Thermal Energy From Body Heat
The human body at rest produces roughly 100 watts of thermal energy, comparable to an old incandescent light bulb. During intense physical activity, that output can increase up to seven times. Thermoelectric generators exploit the temperature difference between your skin and the surrounding air to produce electricity. A wearable thermoelectric harvester can generate between 0.5 and 5 milliwatts depending on the ambient temperature. Cooler environments create a larger temperature gap, which means more power. At 15°C ambient temperature, output is closer to 5 milliwatts; at a warm 27°C, it drops to around 0.5 milliwatts.
Chemical Energy From Glucose
One of the more innovative approaches uses the glucose already circulating in your blood. Biofuel cells pair enzymes that break down glucose with enzymes that react with oxygen, generating electricity from this chemical reaction the same way your own cells extract energy from sugar. Advanced glucose biofuel cells have achieved power densities up to 1.3 milliwatts per square centimeter under physiological conditions, meaning at the glucose concentration and salt levels found in human blood. These cells can remain stable for a month or longer, making them a realistic candidate for powering implantable medical devices without ever needing a battery replacement.

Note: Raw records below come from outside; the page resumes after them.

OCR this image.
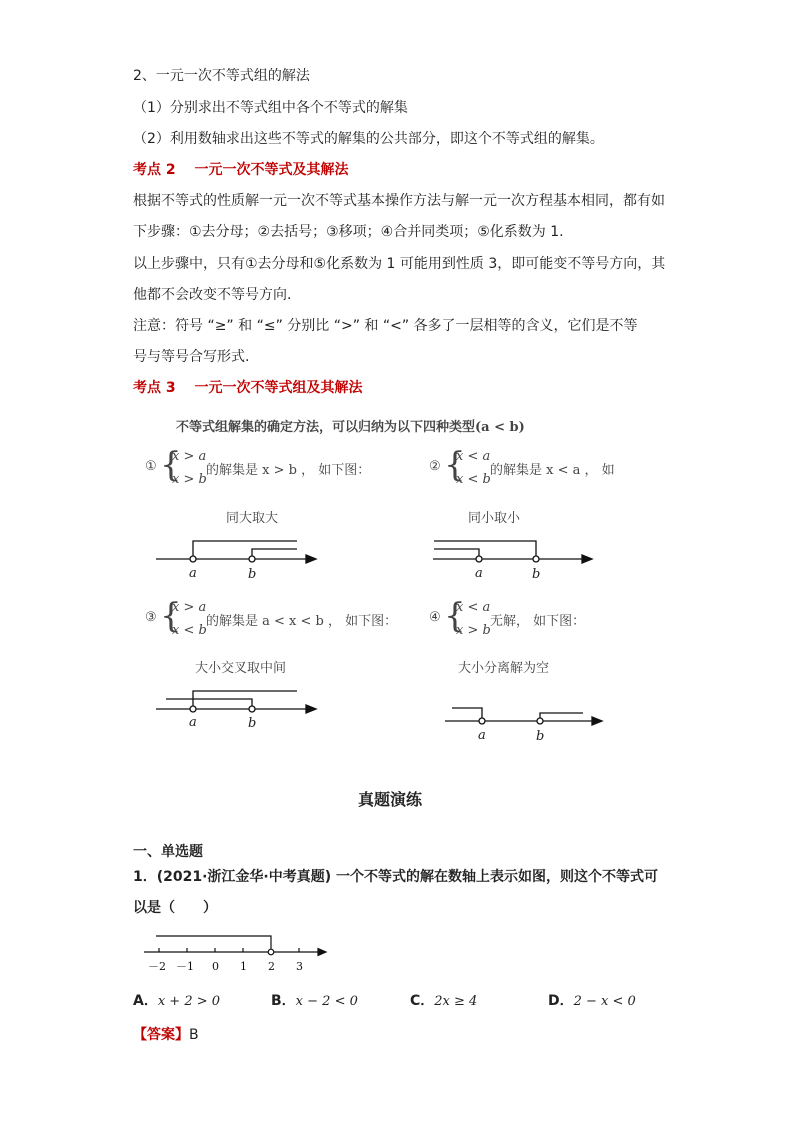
2、一元一次不等式组的解法
（1）分别求出不等式组中各个不等式的解集
（2）利用数轴求出这些不等式的解集的公共部分，即这个不等式组的解集。
考点 2　 一元一次不等式及其解法
根据不等式的性质解一元一次不等式基本操作方法与解一元一次方程基本相同，都有如
下步骤：①去分母；②去括号；③移项；④合并同类项；⑤化系数为 1.
以上步骤中，只有①去分母和⑤化系数为 1 可能用到性质 3，即可能变不等号方向，其
他都不会改变不等号方向.
注意：符号 “≥” 和 “≤” 分别比 “>” 和 “<” 各多了一层相等的含义，它们是不等
号与等号合写形式.
考点 3　 一元一次不等式组及其解法
不等式组解集的确定方法，可以归纳为以下四种类型(a < b)
① {
x > a
x > b
的解集是 x > b ， 如下图：
同大取大
② {
x < a
x < b
的解集是 x < a ， 如
同小取小
③ {
x > a
x < b
的解集是 a < x < b ， 如下图：
大小交叉取中间
④ {
x < a
x > b
无解， 如下图：
大小分离解为空
a	b	a	b
a	b
a	b
真题演练
一、单选题
1．(2021·浙江金华·中考真题) 一个不等式的解在数轴上表示如图，则这个不等式可
以是（　　）
－2 －1 0 1 2 3
A．x + 2 > 0	B．x − 2 < 0	C．2x ≥ 4	D．2 − x < 0
【答案】B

Light-Harvesting in Plants
If your question is about biological light harvesting, the answer is photons. Plants capture light energy using specialized protein structures called light-harvesting complexes, which sit within the membranes of their chloroplasts. These complexes contain pigment molecules (including chlorophyll) that absorb photons and pass that energy along a chain of molecules until it reaches a reaction center. There, the energy drives the conversion of water and carbon dioxide into sugars.
Plants have two photosystems that work together, each with its own set of light-harvesting complexes. When one photosystem gets overloaded with light energy, extra harvesting complexes can redirect their captured energy to the other photosystem. This transfer is about twice as fast and more efficient when a bridging complex is present to mediate the handoff. The result is a flexible system that adjusts to changing light conditions, ensuring as little captured energy as possible goes to waste.
How Much Power Do Harvesters Actually Produce?
For technological energy harvesters, the power output is small but increasingly useful. Thermoelectric wearables produce 0.5 to 5 milliwatts. Glucose biofuel cells produce around 1 to 1.3 milliwatts per square centimeter. Piezoelectric and electromagnetic motion harvesters vary widely depending on the movement source, but typically fall in the microwatt to low milliwatt range.
These numbers sound tiny, but many modern sensors and low-power medical devices need only microwatts to operate. A cardiac pacemaker, for example, requires roughly 10 microwatts. That’s well within the range of what a small energy harvester can deliver continuously without any external charging. The gap between what harvesters produce and what small electronics consume continues to narrow as both technologies improve.